On several occasions, Taipei went further, blaming China for the archipelago’s partial responsibility for the difficulty in supplying whey. Instead of negotiating with Beijing, the Taiwan government wants to deal directly with manufacturers, in particular with the German Pfizer-BioNTech. But these attempts were systematically unsuccessful, although the negotiations seemed to be going well.

No wonder “Pfizer signed a Greater China distribution deal with Beijing, which includes Taiwan,” explains Hubert Testard. “It is highly likely that these direct negotiations will be blocked by China.”

Thus, Taipei was at an impasse: accepting the vaccines included in this Greater China contract would mean recognizing Taiwan’s membership in China.

“Taiwan’s access to vaccines continues to be limited by Chinese interference,” spokesman for the President of Taiwan, Kolas Yotaka, said in late May on Twitter after the failure of new talks with the German manufacturer.

Harsh criticism from propekins

On the island, some voices from an opposition party close to Beijing, the Kuomintang, are increasingly agreeing with China’s proposal. For example, Hong Xiu-chu, a prominent figure in the party, recently challenged the president, reminding her that “the real enemy was the virus, not Beijing.” The party also launched a social media campaign on June 1 with the unambiguous statement, “Taiwan needs vaccines.”

“What’s your vaccination strategy?” also denounced party president Johnny Chang during an online conference on June 1. And to score: “The arrogance of this government and its bad policies have plunged us into the crisis we are in now.”

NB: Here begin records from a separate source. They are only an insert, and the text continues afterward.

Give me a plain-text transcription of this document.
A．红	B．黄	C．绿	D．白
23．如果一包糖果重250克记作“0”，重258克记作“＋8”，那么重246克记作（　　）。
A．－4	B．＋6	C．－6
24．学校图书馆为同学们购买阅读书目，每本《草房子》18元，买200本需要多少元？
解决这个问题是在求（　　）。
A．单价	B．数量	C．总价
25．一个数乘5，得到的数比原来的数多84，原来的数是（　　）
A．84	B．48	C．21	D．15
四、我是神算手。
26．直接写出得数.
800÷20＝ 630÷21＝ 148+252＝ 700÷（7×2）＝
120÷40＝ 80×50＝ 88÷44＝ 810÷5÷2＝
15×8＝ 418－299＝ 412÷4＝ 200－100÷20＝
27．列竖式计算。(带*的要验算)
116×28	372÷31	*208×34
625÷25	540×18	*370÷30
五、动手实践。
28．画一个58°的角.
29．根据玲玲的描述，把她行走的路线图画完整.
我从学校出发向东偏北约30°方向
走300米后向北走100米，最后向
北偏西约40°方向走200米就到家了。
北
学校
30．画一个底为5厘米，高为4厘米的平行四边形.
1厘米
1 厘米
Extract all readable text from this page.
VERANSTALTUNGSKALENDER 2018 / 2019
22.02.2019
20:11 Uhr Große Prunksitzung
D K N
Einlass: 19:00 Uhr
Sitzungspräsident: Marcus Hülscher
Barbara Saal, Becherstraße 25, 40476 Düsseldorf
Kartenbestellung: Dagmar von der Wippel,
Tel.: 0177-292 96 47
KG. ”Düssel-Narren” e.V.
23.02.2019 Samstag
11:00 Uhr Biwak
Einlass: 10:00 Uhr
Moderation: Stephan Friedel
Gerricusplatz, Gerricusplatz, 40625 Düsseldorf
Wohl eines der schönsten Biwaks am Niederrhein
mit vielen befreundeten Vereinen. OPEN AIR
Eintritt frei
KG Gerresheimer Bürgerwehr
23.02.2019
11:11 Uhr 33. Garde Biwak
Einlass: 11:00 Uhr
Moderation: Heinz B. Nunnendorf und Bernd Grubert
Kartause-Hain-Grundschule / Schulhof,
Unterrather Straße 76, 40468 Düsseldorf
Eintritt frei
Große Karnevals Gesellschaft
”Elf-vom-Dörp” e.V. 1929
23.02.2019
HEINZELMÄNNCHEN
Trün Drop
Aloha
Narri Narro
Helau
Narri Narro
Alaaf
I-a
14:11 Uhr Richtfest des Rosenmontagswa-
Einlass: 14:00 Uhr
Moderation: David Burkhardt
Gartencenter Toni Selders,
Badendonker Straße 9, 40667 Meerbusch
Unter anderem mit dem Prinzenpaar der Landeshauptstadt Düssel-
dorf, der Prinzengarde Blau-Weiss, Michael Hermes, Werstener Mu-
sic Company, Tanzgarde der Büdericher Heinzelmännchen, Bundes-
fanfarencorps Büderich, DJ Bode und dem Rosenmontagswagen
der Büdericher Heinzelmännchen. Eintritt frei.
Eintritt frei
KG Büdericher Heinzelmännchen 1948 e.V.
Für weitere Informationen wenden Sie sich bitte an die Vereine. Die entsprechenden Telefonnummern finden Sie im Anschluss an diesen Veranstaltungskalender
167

In addition to political issues, the government defends itself with more health arguments, constantly questioning the effectiveness of the Chinese vaccine. In addition, at the end of May last year, he published a poll conducted by his party confirming that 86% of Taiwanese would refuse the Chinese vaccine anyway.

Geopolitical question

Now the issue is taking a geopolitical turn, with Taipei’s allies fleeing to help the island. On June 4, a symbolic date for the Tiananmen Square celebration, Japan announced that it would send over a million vaccines to the archipelago. “Taiwan and Tokyo share the values ​​of freedom and democracy,” said the Japanese foreign minister, which immediately angered Beijing.

On Sunday, June 6, it was the turn of three US senators to pay a diplomatic visit to Taiwan to announce the shipment of 750,000 vaccines. “We are in the context of an escalating rivalry between China and the United States. This statement by Washington is purely political in nature, ”analyzes Hubert Testard. “This is clearly not only aid, but also undermining Beijing’s vaccine diplomacy.”

And Taiwan hopes to soon rely on vaccines produced directly on its territory. Three of them are currently completing Phase 2 tests, and two of them have already been ordered by the government. Thus, the certification procedure should allow their mass deployment by the end of July.

“Taiwan can continue to do without Chinese vaccines,” concludes Hubert Testard. “The vaccination campaign will certainly continue to gain traction.” The government’s task is to vaccinate 60% of the population by the end of October.